On-Site Magazine

Making your project bankable

By David Bowcott   

Construction Financing Risk Management

The use of risk management strategies and insurance can help projects move forward.

David Bowcott

Project owners and construction contractors looking to see shovels hit ground need to work closely together to find ways to make their projects stand out, for the right reasons, to those who supply financial capital.

The interest rate environment is at its highest point in years, and this is seeing some projects being cancelled or delayed. A meaningful way project stakeholders can improve project finance terms is through the use of sound risk management strategies and insurance solutions, since these can help satisfy any growing concerns of their debt partners.

Lenders base their pricing on the perceived risk of the endeavour into which they are deploying capital. In the days of low interest rates, the floor cost for debt was so low that project stakeholders didn’t have to expend too much effort communicating their risk management strategies. The risk premium charged didn’t have as much impact on the project’s financial model. With today’s much higher floor cost for debt, project stakeholders should be digging deeper into their project risk management narrative to not only curb growing financing costs, but, in some cases, to make their project bankable/feasible.
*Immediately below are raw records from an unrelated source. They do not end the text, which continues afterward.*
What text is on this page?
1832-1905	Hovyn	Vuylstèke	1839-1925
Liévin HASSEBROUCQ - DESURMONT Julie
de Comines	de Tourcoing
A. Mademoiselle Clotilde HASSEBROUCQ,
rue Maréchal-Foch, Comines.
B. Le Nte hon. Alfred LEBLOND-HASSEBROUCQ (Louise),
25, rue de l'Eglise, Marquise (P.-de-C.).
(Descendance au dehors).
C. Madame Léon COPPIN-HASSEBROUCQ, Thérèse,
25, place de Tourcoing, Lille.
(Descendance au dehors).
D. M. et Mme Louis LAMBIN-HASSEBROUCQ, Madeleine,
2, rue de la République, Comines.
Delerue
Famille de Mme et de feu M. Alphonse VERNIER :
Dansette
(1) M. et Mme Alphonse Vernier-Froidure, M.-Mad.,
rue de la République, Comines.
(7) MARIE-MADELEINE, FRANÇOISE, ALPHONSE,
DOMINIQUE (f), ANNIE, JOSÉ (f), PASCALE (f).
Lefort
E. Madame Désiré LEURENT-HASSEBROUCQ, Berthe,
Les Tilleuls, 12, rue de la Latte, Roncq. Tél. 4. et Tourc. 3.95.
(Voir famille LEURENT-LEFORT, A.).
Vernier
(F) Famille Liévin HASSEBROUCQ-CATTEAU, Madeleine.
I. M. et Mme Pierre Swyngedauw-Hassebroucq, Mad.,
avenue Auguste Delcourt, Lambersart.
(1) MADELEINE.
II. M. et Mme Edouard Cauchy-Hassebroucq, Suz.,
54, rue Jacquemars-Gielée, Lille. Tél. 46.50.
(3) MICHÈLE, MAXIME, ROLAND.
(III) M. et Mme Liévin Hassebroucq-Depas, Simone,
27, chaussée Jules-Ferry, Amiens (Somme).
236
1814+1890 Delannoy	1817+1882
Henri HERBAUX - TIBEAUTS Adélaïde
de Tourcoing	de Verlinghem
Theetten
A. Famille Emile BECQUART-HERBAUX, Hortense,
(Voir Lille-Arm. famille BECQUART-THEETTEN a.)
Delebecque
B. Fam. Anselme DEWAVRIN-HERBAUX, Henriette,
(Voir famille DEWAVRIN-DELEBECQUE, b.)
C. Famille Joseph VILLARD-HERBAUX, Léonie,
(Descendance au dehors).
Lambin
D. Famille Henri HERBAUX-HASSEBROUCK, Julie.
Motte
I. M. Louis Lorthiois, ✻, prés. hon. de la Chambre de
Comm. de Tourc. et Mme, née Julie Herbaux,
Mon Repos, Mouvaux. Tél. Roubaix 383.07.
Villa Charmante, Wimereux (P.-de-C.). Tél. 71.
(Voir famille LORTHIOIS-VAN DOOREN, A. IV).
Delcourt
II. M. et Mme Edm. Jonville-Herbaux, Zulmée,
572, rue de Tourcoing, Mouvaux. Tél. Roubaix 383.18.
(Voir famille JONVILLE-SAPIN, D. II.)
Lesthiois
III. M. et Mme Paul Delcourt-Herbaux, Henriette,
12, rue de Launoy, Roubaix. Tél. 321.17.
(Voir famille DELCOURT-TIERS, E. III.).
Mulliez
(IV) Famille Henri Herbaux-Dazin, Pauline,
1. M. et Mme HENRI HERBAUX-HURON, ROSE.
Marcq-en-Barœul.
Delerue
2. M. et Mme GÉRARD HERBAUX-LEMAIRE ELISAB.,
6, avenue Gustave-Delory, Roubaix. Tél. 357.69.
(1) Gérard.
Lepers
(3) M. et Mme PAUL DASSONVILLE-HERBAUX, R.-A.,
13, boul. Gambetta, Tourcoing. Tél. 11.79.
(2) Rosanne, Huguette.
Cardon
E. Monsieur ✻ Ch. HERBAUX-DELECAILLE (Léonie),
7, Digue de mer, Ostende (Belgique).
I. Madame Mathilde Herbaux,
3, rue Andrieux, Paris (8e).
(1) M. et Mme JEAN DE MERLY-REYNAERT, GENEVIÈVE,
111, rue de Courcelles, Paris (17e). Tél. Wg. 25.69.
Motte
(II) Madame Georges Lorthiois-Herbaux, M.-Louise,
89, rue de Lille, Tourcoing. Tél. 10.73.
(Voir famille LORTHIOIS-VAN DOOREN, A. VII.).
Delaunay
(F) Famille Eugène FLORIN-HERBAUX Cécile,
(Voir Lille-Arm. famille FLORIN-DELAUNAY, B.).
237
Table 1 illustrates the kind of framework project stakeholders can use to improve their project risk management narrative, to bat down any risk concerns their debt partners may have.


This table is only a sample chart, and is by no means an exhaustive list of construction phase risks and associated risk controls and risk finance solutions. In addition to construction phase risks, there are several operations phase risks that lenders will need to assess for adequacy of risk controls and risk finance solutions, with respect to the project being built.

Key areas of focus for manufacturing facilities, for example, may include: i) supply of inputs; ii) supply chain disruptions; iii) technology and equipment failure; iv) demand for product manufactured; v) quality control and product liability; vi) energy costs and availability; vii) political and economic instability; viii) natural catastrophe risk; ix) environmental risks; and x) safety and health of labour; to name a few. For each, a similar assessment of risk controls and risk finance solutions should be done.

Ultimately a project risk management assessment framework, if properly executed, should be effective at showing sources of capital that you have consider all potential threats and are using the latest and most effective risk control and risk finance solutions to eliminate or minimize the risk of non-payment – your capital partners do expect to see a return on their investment, after all.

In a time of tight credit, driven by higher interest rates, it becomes imperative to have a very strong risk management plan for all phases of your project’s (or asset’s) life.